FU Logo
  • Startseite
  • Kontakt
  • Impressum
  • Home
  • Listenauswahl
  • Anleitungen

[Seqan-dev] Fwd: Building QGramSA fibre from StringSet

<-- thread -->
<-- date -->
  • From: Daniel James <danielpeterjames@gmail.com>
  • To: seqan-dev@lists.fu-berlin.de
  • Date: Sun, 10 Jul 2011 16:50:30 +0100
  • Reply-to: SeqAn Development <seqan-dev@lists.fu-berlin.de>
  • Subject: [Seqan-dev] Fwd: Building QGramSA fibre from StringSet

Hi

I'm getting an error whilst trying to get the SA fibre of a QGram
index over a StringSet

There's a minimal example below.
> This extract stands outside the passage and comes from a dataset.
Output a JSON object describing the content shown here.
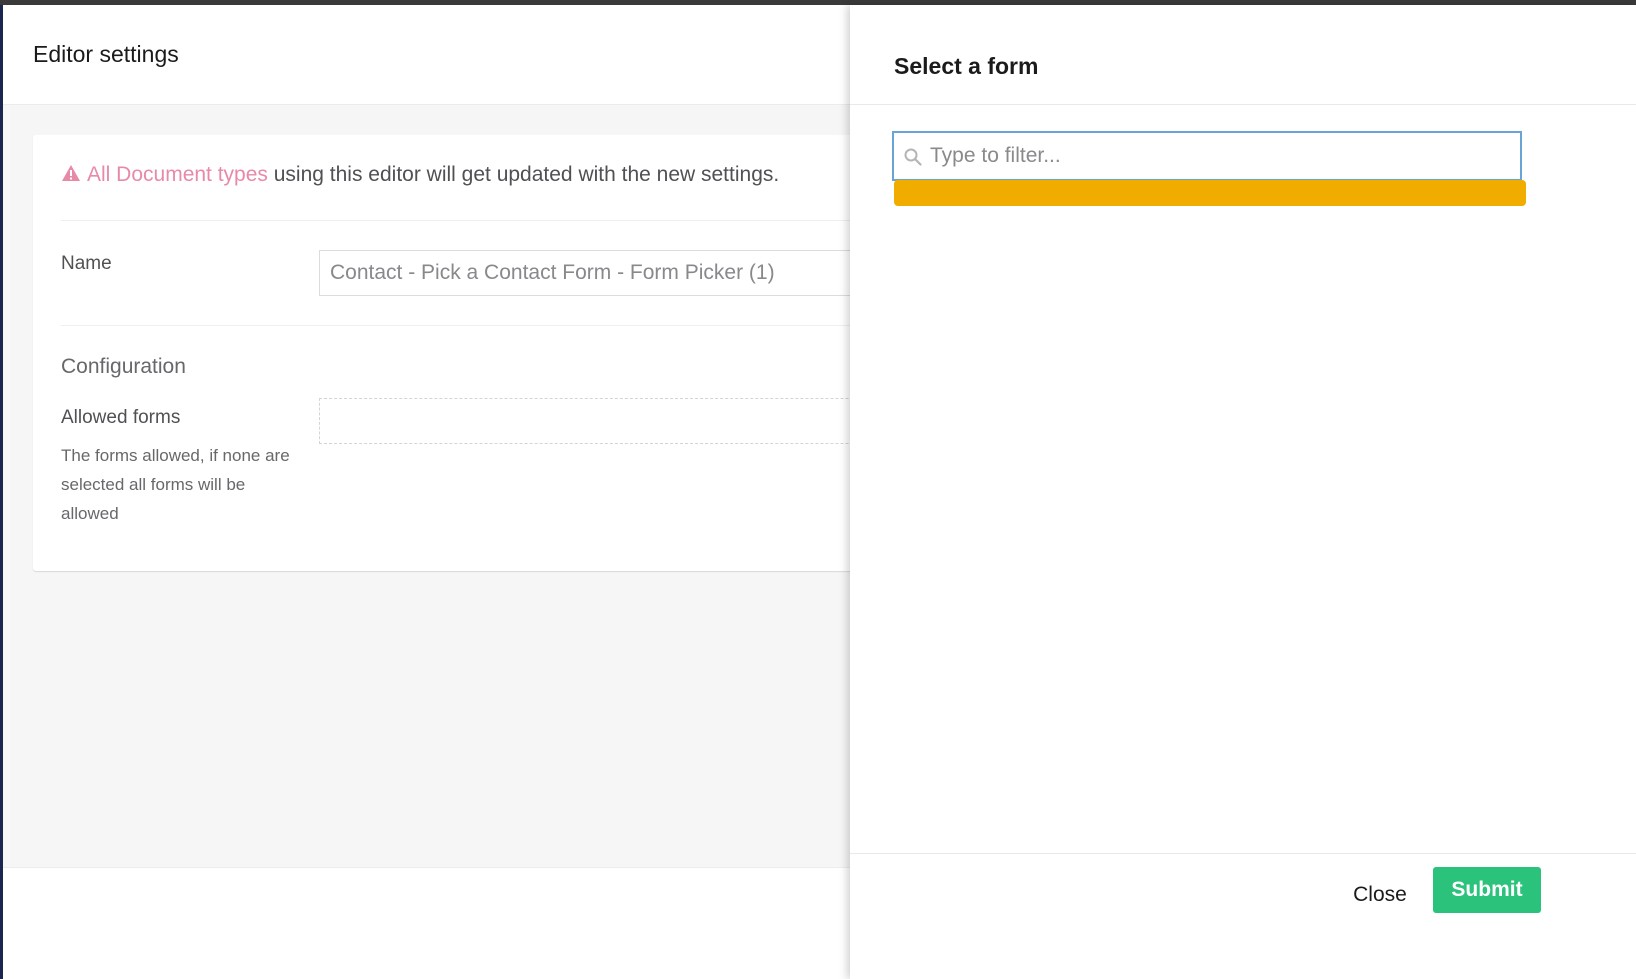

Is there any chance someone could
have a look at this?

I'm on Rev: 9996 of trunk.

Daniel


#include <algorithm>
#include <seqan.h>

using namespace seqan;

// Generates random nucleotides.
struct MyGenerator : std::unary_function<char, void>
{
    std::string syms;
    MyGenerator (std::string syms = "ACGT") : syms(syms) { srand(time(NULL)); }
   char operator()(void) { return syms[rand() % syms.size()]; }
};

int main(int argc, char** argv)
{
   typedef StringSet<DnaString>                                  TMyStringSet;
   typedef Index<TMyStringSet, IndexQGram<UngappedShape<8> > >   TMyIndex;

   StringSet<DnaString> myStringSet;

   for (unsigned i = 0; i < 100; ++i) {
       DnaString input;
       resize(input, 60);
       generate_n(begin(input), 60, MyGenerator());
       appendValue(myStringSet, input);
   }

   std::cout << myStringSet[0] << std::endl;
   std::cout << "requiring QGramSA..." << std::endl;
   TMyIndex index(myStringSet);
   indexRequire(index, QGramSA());

   return 0;
}




---------- Forwarded message ----------
From: Daniel James <danielpeterjames@gmail.com>
Date: 5 July 2011 15:18
Subject: Building QGramSA fibre from StringSet
To: seqan-dev@lists.fu-berlin.de


Hi

I'm running into some unexpected behaviour whilst try to use an SA
fibre of a QGram index that's built over a string set.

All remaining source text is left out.